• Fonds Marianne : des sélections idéologiques assumées

    Fonds Marianne : des sélections idéologiques assumées

     

    La commission d’enquête du Sénat sur le programme créé par Marlène Schiappa a auditionné, mardi, le préfet Christian Gravel.

    Il justifie les attributions par des choix politiques, sans écarter les soupçons de détournement de fonds publics.

     

     
     
    D’autres associations n’ont pu bénéficier de subventions car en opposition « à la ligne portée par le gouvernement sur la laïcité », a reconnu Christian Gravel.

    Comment ont été sélectionnés les projets financés par le Fonds Marianne,

    lancé par la ministre Marlène Schiappa pour lutter contre la radicalisation en ligne, quelques mois après l’assassinat de Samuel Paty ?

    C’est la question au centre de la commission d’enquête sénatoriale qui a débuté mardi par l’audition du préfet Christian Gravel.

    Le secrétaire général du Comité interministériel de prévention de la délinquance et de la radicalisation (CIPDR), en charge de l’attribution des subventions, a dénoncé « des mensonges et des calomnies » écrits depuis les premières révélations dans la presse sur l’affaire, il y a deux mois.
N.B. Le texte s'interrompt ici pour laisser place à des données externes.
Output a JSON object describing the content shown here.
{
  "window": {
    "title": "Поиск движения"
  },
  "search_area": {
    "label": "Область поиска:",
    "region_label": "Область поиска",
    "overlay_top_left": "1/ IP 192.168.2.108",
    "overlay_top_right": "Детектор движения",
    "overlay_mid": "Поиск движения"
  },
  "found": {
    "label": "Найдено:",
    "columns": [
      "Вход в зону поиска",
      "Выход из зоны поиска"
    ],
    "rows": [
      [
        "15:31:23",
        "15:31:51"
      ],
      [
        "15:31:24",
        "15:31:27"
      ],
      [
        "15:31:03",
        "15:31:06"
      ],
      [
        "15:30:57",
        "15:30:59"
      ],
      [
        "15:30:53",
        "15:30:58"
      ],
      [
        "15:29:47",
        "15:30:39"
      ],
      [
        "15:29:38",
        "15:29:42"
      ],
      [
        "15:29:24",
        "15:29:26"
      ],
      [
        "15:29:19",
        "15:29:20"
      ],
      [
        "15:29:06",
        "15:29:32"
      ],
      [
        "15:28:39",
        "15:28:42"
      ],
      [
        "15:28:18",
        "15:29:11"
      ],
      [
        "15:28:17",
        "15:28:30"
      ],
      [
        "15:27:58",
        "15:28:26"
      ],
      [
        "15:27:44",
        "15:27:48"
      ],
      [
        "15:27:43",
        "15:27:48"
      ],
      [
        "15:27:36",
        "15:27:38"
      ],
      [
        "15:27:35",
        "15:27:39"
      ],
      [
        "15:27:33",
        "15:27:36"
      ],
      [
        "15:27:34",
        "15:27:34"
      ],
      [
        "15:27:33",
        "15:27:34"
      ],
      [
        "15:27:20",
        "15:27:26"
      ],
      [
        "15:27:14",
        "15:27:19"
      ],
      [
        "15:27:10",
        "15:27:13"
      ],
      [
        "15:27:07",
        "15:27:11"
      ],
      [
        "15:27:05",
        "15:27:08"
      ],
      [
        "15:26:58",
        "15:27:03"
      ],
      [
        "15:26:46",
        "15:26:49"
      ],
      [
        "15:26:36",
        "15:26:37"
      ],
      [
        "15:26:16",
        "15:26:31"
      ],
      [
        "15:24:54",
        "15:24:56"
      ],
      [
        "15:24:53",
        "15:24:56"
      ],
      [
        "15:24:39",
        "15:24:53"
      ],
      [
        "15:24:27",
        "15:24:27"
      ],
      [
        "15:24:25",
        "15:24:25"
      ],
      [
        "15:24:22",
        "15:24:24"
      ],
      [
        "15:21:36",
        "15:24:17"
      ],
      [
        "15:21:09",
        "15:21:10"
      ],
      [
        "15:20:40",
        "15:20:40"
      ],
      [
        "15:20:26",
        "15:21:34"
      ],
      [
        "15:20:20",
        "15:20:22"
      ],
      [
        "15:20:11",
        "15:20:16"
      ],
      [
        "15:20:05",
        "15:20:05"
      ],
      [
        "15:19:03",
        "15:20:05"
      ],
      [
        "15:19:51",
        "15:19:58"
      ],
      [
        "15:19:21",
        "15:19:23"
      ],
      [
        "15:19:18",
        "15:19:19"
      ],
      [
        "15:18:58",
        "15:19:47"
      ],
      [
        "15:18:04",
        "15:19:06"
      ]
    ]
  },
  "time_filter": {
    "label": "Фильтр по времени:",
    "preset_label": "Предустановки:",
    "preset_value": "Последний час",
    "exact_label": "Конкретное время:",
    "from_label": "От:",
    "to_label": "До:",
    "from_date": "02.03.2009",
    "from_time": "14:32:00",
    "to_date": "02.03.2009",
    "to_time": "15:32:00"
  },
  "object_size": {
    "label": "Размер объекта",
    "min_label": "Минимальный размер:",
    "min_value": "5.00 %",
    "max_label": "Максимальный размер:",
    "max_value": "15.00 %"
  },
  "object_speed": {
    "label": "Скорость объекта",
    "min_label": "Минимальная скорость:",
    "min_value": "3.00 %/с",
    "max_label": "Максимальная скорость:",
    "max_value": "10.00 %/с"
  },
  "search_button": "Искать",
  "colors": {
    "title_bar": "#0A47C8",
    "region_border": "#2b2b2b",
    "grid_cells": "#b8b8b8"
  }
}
Il n’a pourtant pas donné d’éléments suffisamment clairs pour écarter tout soupçon.

     

    Les deux associations en cause sont l’Union des sociétés d’éducation physique et de préparation militaire (USEPPM) et Reconstruire le commun – avec ses vidéos pro-Macron et anti-wokisme –, qui ont respectivement récupéré 355 000 euros et 330 000 euros de subventions, près d’un tiers de l’enveloppe totale.

    Leurs candidatures tenant en quelques lignes, comme l’a révélé Mediapart lundi, ont été retenues, contrairement à celles d’autres associations comme Coexister, au motif que son « positionnement est explicitement en opposition avec la ligne gouvernementale ».

     

    S’attaquer aux « thèses islamo-gauchistes et indigénistes »

    Défendant la « liberté d’exprimer sa religion » et se revendiquant de la loi de 1905, cette association « ne correspond en aucun cas à la ligne portée par le gouvernement sur la laïcité », a défendu Christian Gravel, qui évoque « une approche qui n’est pas celle s’inscrivant dans l’attachement au pacte républicain ».

    « On sait tous les débats rudes autour de la conception de la laïcité, lui a répondu le président de la commission, Claude Raynal (PS).

    Lorsqu’on veut faire un contre-discours républicain, est-ce qu’il ne fallait pas laisser coexister un peu de débat sur le sujet laïc plutôt que brandir une ligne gouvernementale ? »

     

    Retenu, le projet de l’USEPPM affirme à l’inverse une volonté de s’attaquer aux « thèses islamo-gauchistes et indigénistes », concepts loin d’être établis scientifiquement.

    Son responsable, le journaliste Mohamed Sifaoui, serait pourtant une «caution scientifique évidente », affirme Christian Gravel.

    Il justifie ainsi que cet organisme sportif, qui « a priori n’a rien à voir avec le sujet », rappelle Claude Raynal, ait reçu la subvention la plus importante du Fonds Marianne.

     

    120 000 euros de rémunération pour 13 vidéos qui font 50 vues

    Censé produire du contenu audiovisuel, ce projet se résume à 13 vidéos dépassant à peine les 50 vues…

    Mais les deux administrateurs de l’association, dont Mohamed Sifaoui, se sont versé une rémunération de 120 000 euros à eux deux, selon l’enquête de France 2 et Marianne.

     

    Christian Gravel a voulu balayer les soupçons de détournement de fonds, expliquant que « les protagonistes de la lutte contre la radicalisation » sont rares et donc « se croisent, se rencontrent ».

    Mais son récit sur la manière dont Mohamed Sifaoui est entré dans le dispositif laisse pantois :

    « J’ai appris que cette association allait pouvoir bénéficier du Fonds Marianne après un appel de M. Sifaoui qui me dit sortir d’un rendez-vous (avec) la ministre, qui lui parle du Fonds Marianne, lui faisant comprendre qu’il avait toute sa place. »

    La ministre en question, Marlène Schiappa, dont l’audition devant la commission d’enquête est espérée avant l’été, devra s’en expliquer.